Unusually for me, this is a book where I saw the TV adaptation first - the wonderful 1996 BBC version starring Tara Fitzgerald, Toby Stephens and Rupert Graves - and loved it so much I wanted to read the source material. Listening to it as I walk through the dark streets of Brightlingsea, I can pretend I'm back at home for a little while and it's lovely, particularly as we weren't able to do our usual summer jaunt up there this year.

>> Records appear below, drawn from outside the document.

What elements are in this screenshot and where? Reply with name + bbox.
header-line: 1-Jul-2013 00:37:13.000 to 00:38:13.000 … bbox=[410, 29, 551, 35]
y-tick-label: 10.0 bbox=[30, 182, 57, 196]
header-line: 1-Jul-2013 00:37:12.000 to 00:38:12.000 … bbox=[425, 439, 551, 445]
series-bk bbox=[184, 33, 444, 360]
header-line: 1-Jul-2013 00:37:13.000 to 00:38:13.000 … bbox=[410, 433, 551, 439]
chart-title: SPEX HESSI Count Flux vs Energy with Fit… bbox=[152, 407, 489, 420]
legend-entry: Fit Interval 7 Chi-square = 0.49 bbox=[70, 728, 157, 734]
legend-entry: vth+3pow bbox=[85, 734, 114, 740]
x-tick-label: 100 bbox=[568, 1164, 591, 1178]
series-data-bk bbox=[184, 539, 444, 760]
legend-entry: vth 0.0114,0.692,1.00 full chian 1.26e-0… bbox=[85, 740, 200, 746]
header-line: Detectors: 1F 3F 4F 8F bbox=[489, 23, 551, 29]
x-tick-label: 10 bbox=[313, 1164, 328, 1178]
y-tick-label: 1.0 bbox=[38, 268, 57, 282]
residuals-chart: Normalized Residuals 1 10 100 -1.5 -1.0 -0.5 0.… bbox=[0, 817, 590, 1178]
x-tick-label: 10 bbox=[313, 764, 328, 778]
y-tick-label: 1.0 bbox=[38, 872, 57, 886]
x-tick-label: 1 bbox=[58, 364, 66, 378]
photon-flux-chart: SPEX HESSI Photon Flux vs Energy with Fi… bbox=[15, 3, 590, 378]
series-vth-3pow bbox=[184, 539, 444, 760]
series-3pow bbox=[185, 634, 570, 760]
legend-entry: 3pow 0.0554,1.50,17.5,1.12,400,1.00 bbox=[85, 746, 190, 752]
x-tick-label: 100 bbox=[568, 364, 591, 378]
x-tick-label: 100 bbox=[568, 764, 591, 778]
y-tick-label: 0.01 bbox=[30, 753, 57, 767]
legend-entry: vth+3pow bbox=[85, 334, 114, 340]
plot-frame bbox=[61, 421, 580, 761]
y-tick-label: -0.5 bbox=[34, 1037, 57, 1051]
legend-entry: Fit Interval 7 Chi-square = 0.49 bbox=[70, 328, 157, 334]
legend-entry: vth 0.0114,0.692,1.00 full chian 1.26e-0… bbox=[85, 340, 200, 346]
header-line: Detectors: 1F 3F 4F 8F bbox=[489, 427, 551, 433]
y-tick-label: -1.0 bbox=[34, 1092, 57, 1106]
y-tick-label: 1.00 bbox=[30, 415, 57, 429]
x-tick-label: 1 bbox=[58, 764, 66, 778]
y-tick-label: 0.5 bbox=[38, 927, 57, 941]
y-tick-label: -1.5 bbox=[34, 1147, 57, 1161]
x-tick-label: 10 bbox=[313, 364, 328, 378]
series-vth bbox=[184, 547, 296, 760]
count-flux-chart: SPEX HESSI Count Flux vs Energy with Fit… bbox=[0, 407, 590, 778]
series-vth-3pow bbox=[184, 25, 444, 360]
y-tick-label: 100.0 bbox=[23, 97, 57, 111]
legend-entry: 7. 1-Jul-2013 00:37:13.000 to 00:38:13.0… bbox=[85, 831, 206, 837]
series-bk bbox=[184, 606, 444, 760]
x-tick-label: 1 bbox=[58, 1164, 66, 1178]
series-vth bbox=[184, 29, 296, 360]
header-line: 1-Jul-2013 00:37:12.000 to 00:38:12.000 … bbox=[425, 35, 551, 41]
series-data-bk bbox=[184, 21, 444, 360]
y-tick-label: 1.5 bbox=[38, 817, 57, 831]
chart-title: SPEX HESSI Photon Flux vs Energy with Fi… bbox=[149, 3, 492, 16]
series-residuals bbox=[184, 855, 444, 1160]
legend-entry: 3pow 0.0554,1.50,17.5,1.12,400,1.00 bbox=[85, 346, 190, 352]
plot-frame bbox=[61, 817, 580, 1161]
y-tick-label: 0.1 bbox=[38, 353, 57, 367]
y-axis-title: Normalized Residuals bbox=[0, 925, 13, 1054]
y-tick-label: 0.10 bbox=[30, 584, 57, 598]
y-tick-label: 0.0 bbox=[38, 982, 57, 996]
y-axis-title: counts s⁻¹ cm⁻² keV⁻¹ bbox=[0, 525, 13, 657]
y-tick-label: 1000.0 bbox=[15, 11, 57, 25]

However, it's not just reminiscences of home and teenage years that have been on my mind of late. A friend posed a question on Facebook about what we'd all read this year and I jokingly said something along the lines of 'too many to list' but it did get me wondering how many books I had actually read over the course of this year. I did a rough check against my library borrowings, my audible app, my university reading records and my kindle and worked out that the current total stands at approximately 132 books. Strangely, I was a bit disappointed with this as it didn't seem to be a lot - I'd expected it to be much more as at times it felt like I was doing little BUT read, especially in the early stages of my TMAs. Then I worked out what that actually meant in real terms. It's an average of 2.7 books every week. Not bad, but for a quick reader, again it didn't feel like a huge amount. Then I started to think about all the other things I've been doing as well: the partial books I read for the MA, the writing exercises for the MA, the stories and essays for the MA – including the 15,000 word dissertation – the short stories I've written, the novel I finished and the one I wrote from scratch, the editing I've been doing, the feedback for other people etc etc and that doesn't include work, school runs, housework, home schooling and the general vagaries of being a wife and mother, or the impact of COVID-19 and the Lockdowns. So actually, when you add all that in - 2.7 books every week sounds a bit more impressive!


I've also been feeling this way because of finishing the MA, which has basically been my life for the last two years. On our FB page we've chatted about our results - some have been pleased, some disappointed, but over the first few days there were a lot of comments (mine included) along the lines of 'I was disappointed with my mark, but the comments were nice' and 'I was pleased with my mark, but the comments were awful'. However, someone then pointed out that whatever our 'results' the fact was that we had all achieved MAs. The statistics vary depending on the source, but most agree that it is less than 10% of the population as a whole who have an MA (or equivalent). Again, when you put it like that, you feel a bit more awesome. We've all been asking ourselves, 'what next'? For some of us, it's another MA, others are considering a PhD and some are beginning to send their novels out in search of agents. Eventually, we realised that what we actually deserved was a massive pat on the back and a glass or two of the fizzy stuff.


I don't feel much like writing this week, so I'm giving myself a reading week, stuffing myself full of Florentines and hoping that once Christmas is over my mojo will return. I've written a blog today and that's a start.